Many of these activities involve substantial cross-agency collaboration, data sharing across agencies has been oriented to specific focus and analysis areas, and has focused on those agencies that are primary partners in the spectrum of projects. The State believes that an inclusive collaboration of agencies, focused data sharing and expertise available to the State in the Data Analytics community can leverage disparate data sources and data types from many departments and agencies to help focus the State’s understanding, responses and drive better outcomes for the State and the impacted individuals in the State’s criminal justice system.
The State seeks to leverage to the greatest extent possible available State data, informed by program and policy expertise, and Contractor provided datasets, available in the Public Domain or proprietary to the Contractor, to drive the following Exploratory Project outcomes:
Near Term State Outcomes:
- Determine gaps in diagnosis, treatment, social supports, and care management for individuals with OUD that could present opportunities for state agencies to better support people with OUD;
- Identify opportunities for agencies to share information (as allowed by law) regarding individuals with OUD to better connect them to needed care and services along their care continuum;
- Identify effective strategies to better provide health care and enlist the support of other groups (e.g., work, school, family, etc.) and other social support methods (e.g., assistance, housing, transportation etc.) for people with OUD while modifying or eliminating unnecessary or ineffective programs or services.

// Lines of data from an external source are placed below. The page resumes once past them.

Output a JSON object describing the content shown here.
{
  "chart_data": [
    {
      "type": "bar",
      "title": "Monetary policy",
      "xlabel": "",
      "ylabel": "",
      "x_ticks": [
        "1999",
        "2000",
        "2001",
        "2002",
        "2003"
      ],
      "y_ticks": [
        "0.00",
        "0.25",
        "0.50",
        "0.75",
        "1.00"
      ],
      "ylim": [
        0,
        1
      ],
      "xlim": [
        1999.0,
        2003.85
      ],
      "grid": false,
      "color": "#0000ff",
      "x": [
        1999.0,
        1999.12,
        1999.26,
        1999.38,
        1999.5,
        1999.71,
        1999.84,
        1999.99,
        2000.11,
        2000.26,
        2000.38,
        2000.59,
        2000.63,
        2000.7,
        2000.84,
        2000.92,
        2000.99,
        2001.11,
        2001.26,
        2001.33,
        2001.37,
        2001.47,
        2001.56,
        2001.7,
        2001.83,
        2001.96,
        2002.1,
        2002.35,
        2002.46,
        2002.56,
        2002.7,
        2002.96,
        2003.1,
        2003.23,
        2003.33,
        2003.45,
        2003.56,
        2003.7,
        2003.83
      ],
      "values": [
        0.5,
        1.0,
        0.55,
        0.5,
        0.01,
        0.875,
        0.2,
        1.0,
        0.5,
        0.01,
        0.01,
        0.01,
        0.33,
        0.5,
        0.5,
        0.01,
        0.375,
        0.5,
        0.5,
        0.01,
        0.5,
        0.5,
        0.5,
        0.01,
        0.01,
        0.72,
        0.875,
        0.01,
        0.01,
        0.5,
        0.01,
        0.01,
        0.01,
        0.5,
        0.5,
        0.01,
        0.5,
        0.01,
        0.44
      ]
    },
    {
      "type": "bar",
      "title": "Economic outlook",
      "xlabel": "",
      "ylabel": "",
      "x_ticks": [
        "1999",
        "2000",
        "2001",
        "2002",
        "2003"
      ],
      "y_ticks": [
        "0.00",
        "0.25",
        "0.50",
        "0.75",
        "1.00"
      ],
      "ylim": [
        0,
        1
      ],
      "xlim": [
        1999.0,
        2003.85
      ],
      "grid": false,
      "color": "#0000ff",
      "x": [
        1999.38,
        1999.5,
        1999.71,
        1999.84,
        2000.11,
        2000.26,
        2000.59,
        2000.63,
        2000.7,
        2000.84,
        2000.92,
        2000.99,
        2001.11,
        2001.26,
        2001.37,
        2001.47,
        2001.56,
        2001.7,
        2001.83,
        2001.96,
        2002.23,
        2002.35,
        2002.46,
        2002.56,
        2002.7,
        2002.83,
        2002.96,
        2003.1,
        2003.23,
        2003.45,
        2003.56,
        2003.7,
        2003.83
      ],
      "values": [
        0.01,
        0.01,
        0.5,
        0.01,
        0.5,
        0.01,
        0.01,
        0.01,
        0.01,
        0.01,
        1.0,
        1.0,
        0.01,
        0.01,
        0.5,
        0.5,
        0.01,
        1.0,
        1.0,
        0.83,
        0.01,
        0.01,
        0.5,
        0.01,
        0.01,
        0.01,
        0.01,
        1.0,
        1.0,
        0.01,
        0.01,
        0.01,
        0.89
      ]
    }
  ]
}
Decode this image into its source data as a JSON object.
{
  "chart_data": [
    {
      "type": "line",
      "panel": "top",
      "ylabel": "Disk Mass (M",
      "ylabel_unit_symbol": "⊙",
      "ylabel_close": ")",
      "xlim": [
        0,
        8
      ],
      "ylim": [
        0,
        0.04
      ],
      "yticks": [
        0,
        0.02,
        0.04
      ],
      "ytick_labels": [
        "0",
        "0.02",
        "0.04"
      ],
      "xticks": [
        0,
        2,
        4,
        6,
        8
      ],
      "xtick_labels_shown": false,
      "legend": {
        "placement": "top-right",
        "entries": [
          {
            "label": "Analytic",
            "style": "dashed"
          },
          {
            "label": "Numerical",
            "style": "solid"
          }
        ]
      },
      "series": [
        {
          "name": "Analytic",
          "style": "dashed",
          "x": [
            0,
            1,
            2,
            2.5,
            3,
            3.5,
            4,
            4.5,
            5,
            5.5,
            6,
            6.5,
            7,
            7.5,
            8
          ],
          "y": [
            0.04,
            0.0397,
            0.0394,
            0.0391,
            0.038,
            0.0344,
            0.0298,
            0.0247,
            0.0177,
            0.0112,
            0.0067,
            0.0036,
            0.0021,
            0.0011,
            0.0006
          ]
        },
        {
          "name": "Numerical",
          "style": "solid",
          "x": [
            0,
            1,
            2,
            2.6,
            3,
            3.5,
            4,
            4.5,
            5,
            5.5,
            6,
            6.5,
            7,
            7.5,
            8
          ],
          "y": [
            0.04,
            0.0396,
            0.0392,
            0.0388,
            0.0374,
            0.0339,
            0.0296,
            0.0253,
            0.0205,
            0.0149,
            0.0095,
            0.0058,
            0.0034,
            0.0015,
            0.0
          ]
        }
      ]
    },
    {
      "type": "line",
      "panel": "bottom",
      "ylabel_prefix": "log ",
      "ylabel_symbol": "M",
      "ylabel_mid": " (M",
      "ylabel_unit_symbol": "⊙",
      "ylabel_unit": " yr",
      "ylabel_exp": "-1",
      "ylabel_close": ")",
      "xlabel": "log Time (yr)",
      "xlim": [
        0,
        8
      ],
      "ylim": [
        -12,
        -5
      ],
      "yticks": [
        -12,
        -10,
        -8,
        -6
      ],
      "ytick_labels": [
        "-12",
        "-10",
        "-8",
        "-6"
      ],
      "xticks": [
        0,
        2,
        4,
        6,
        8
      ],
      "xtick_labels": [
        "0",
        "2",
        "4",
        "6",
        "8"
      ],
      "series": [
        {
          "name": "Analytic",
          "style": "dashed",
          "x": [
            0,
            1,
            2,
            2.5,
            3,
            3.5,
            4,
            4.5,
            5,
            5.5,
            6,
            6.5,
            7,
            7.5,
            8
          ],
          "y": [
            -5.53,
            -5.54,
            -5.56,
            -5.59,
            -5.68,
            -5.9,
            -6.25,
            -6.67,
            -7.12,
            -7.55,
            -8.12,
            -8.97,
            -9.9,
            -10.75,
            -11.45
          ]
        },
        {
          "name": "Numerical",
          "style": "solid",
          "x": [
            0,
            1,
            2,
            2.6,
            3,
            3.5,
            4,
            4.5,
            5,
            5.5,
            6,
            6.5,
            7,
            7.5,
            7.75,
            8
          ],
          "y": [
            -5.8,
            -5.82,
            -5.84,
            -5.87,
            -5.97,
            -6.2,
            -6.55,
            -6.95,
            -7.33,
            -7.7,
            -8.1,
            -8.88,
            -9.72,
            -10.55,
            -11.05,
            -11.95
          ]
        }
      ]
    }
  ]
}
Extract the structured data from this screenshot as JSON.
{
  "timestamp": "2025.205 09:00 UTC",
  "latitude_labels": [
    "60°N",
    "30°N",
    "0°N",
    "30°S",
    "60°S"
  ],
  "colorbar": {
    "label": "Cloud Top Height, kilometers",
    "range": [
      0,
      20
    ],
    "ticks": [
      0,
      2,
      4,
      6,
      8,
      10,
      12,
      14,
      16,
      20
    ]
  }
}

Longer Term State Outcomes:
- Improved Efficacy of and Access to Opioid Use Disorder Treatment for those individuals with exposure to the Criminal Justice system including the current DRC population, those recently released from incarceration, and (using county jail based data) identifying profiles of those likely to enter the incarcerated population with characteristics that lend themselves to OUD;
- Identify indicators and precursors to the “first incarceration” that supports the prevention of first and repeated opioid use as well as identifying solutions for those individuals that (for whatever reason): do not seek treatment for OUD; or following treatment do not retain the elements required to help avoid relapse of OUD;
- Identify any differences between criminal justice and non-criminal justice populations to provide opportunities to examine this category of Medicaid spending, and to identify opportunities to improve care for people with OUDs in the criminal justice system (both during incarceration and in the community) as part the State’s approach to improving responses to people with OUDs.
- Reduced Criminal Justice Involvement for individuals with OUD;
- Reduced Overdose Rates for individuals with OUD.